Anytime you are playing with 3rd party information you have to take precautions, but your statement above is a massive exaggeration. Want a ultra-secure server? Don’t connect it to the internet.

Want a secure one? Use functions as intended. file_get_contents has remote opening capability for historical backwards compatibilty reasons, not because it was ever a good idea to latch that functionality to that function to begin with.

TomB · February 28, 2011, 11:13pm

While I believe a buffer overflow may be technically possible, wouldn’t setting the maxlen parameter to something sensible prevent it?

I fail to see how file_get_contents() directly leads to a DDOS attack though.

Also the attacker has to have control over the content you are fetching, if you’re fetching data from a specific source this shouldn’t be a problem anyway.

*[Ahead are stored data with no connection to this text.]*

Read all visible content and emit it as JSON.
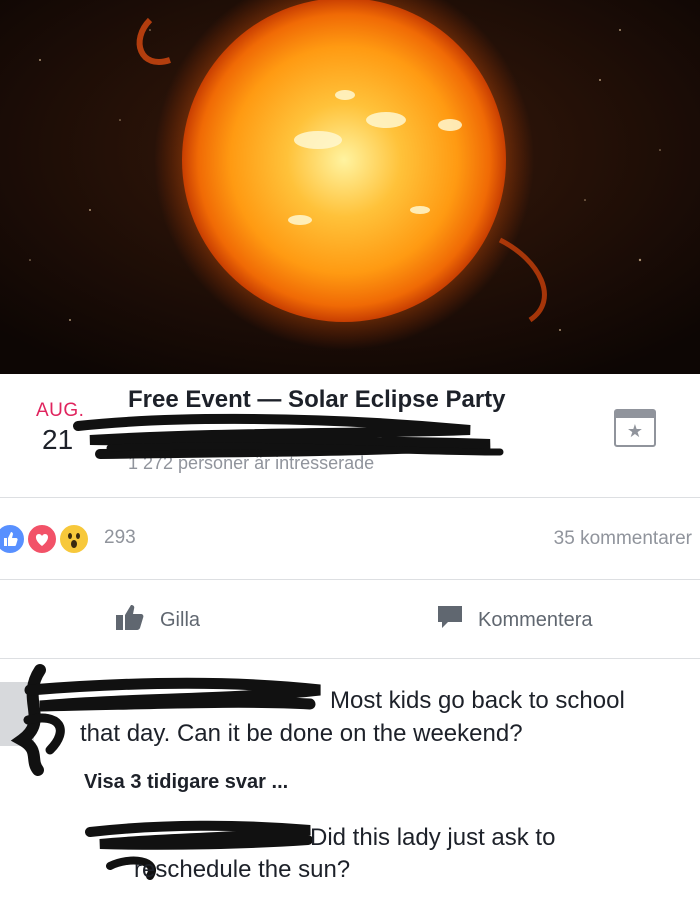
{
  "event": {
    "month": "AUG.",
    "day": "21",
    "title": "Free Event — Solar Eclipse Party",
    "interest": "1 272 personer är intresserade"
  },
  "icons": {
    "hero": "sun-image",
    "save": "star-icon",
    "like": "thumbs-up-icon",
    "comment": "comment-bubble-icon",
    "reactions": [
      "like-reaction-icon",
      "love-reaction-icon",
      "wow-reaction-icon"
    ]
  },
  "stats": {
    "reactions": "293",
    "comments": "35 kommentarer"
  },
  "actions": {
    "like": "Gilla",
    "comment": "Kommentera"
  },
  "comments": [
    {
      "text_line1": "Most kids go back to school",
      "text_line2": "that day. Can it be done on the weekend?"
    }
  ],
  "more_replies": "Visa 3 tidigare svar ...",
  "replies": [
    {
      "text_line1": "Did this lady just ask to",
      "text_line2": "reschedule the sun?"
    }
  ],
  "colors": {
    "month": "#e0245e",
    "secondary_text": "#90949c",
    "like_blue": "#5890ff",
    "love_red": "#f25268",
    "wow_yellow": "#f7c83b"
  }
}
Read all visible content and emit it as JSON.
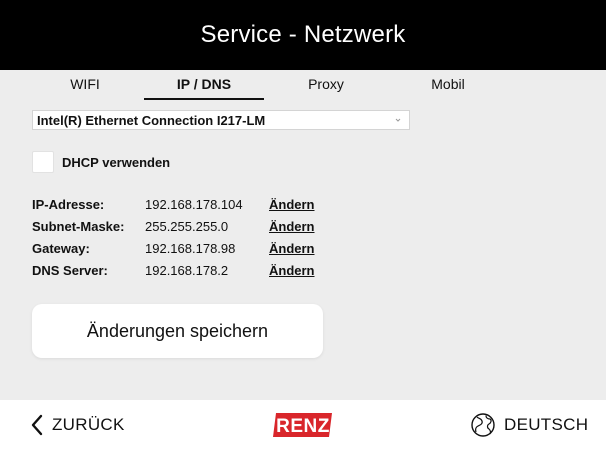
{
  "header": {
    "title": "Service - Netzwerk"
  },
  "tabs": [
    {
      "label": "WIFI",
      "active": false
    },
    {
      "label": "IP / DNS",
      "active": true
    },
    {
      "label": "Proxy",
      "active": false
    },
    {
      "label": "Mobil",
      "active": false
    }
  ],
  "adapter_select": {
    "value": "Intel(R) Ethernet Connection I217-LM"
  },
  "dhcp": {
    "label": "DHCP verwenden",
    "checked": false
  },
  "network": [
    {
      "label": "IP-Adresse:",
      "value": "192.168.178.104",
      "action": "Ändern"
    },
    {
      "label": "Subnet-Maske:",
      "value": "255.255.255.0",
      "action": "Ändern"
    },
    {
      "label": "Gateway:",
      "value": "192.168.178.98",
      "action": "Ändern"
    },
    {
      "label": "DNS Server:",
      "value": "192.168.178.2",
      "action": "Ändern"
    }
  ],
  "save_button": {
    "label": "Änderungen speichern"
  },
  "footer": {
    "back_label": "ZURÜCK",
    "logo_text": "RENZ",
    "language_label": "DEUTSCH"
  },
  "colors": {
    "header_bg": "#000000",
    "content_bg": "#ededed",
    "brand_red": "#d9262b"
  },
  "icons": {
    "back": "chevron-left-icon",
    "dropdown": "chevron-down-icon",
    "language": "globe-icon"
  }
}
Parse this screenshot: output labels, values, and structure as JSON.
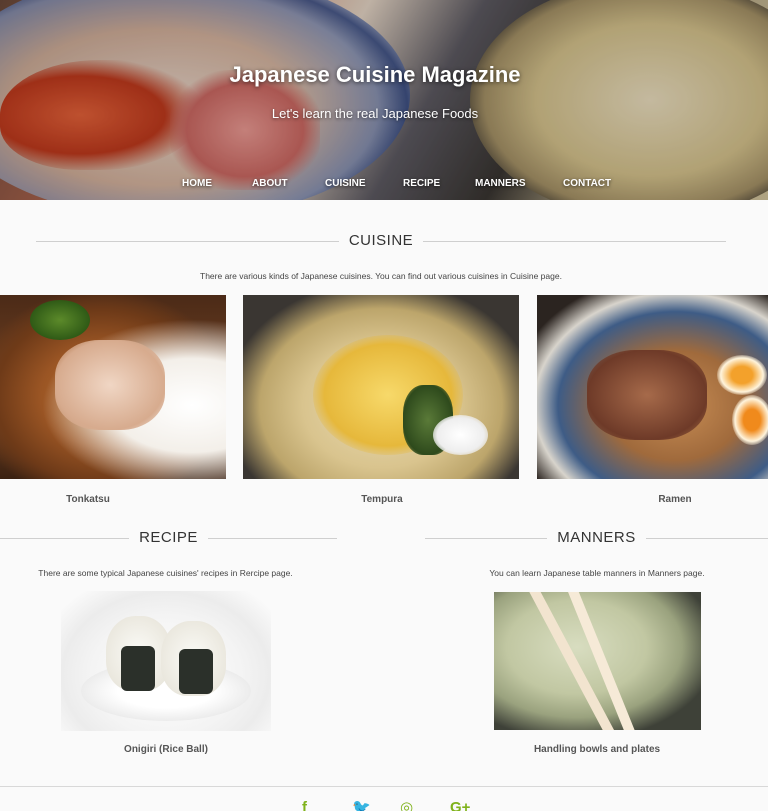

The cURL library is technically just as likely to be caught by buffer overflows as the native fopen() function (which file_get_contents calls).

As far as I’m concerned, the reason to use cURL is the added features, not security.

hbsooner · February 28, 2011, 11:49pm

DanZs:

Never mind i fixed it :] but i have another question

I’m trying to pull the results from google with this code, search for PHP
<?php 
  $ch = curl_init(); 
  curl_setopt($ch, CURLOPT_URL, 'http://www.google.com/#q=PHP'); 
  curl_setopt($ch, CURLOPT_HEADER, 1); 
  curl_setopt($ch, CURLOPT_RETURNTRANSFER, 1); 
  $data = curl_exec($ch); 
  file_put_contents("text.txt", $data);
  curl_close($ch); 
?>
But inside the text.txt file is see NOT FOUND, here it is, whats wrong here?

HTTP/1.1 404 Not Found
Content-Type: text/html; charset=UTF-8
X-Content-Type-Options: nosniff
Date: Mon, 28 Feb 2011 17:24:45 GMT
Server: sffe
Content-Length: 1354
X-XSS-Protection: 1; mode=block

Are you trying to scrape data from auto suggest? If so, try this URL:

http://clients1.google.com/complete/search?hl=en&q='.$keyword

If not, try this one:

http://clients1.google.com/search?hl=en&q='.$keyword

aamonkey · March 1, 2011, 2:26am

The fact that the very first example for the function in the manual shows how to get the contents of an external URL would seem to disprove your point.

hbsooner · March 1, 2011, 3:31am

And people use cURL for a reason. file_get_contents is slow and limited. Maybe you’re not used to Scraping, but file_get_contents is not the answer for more than basic stuff.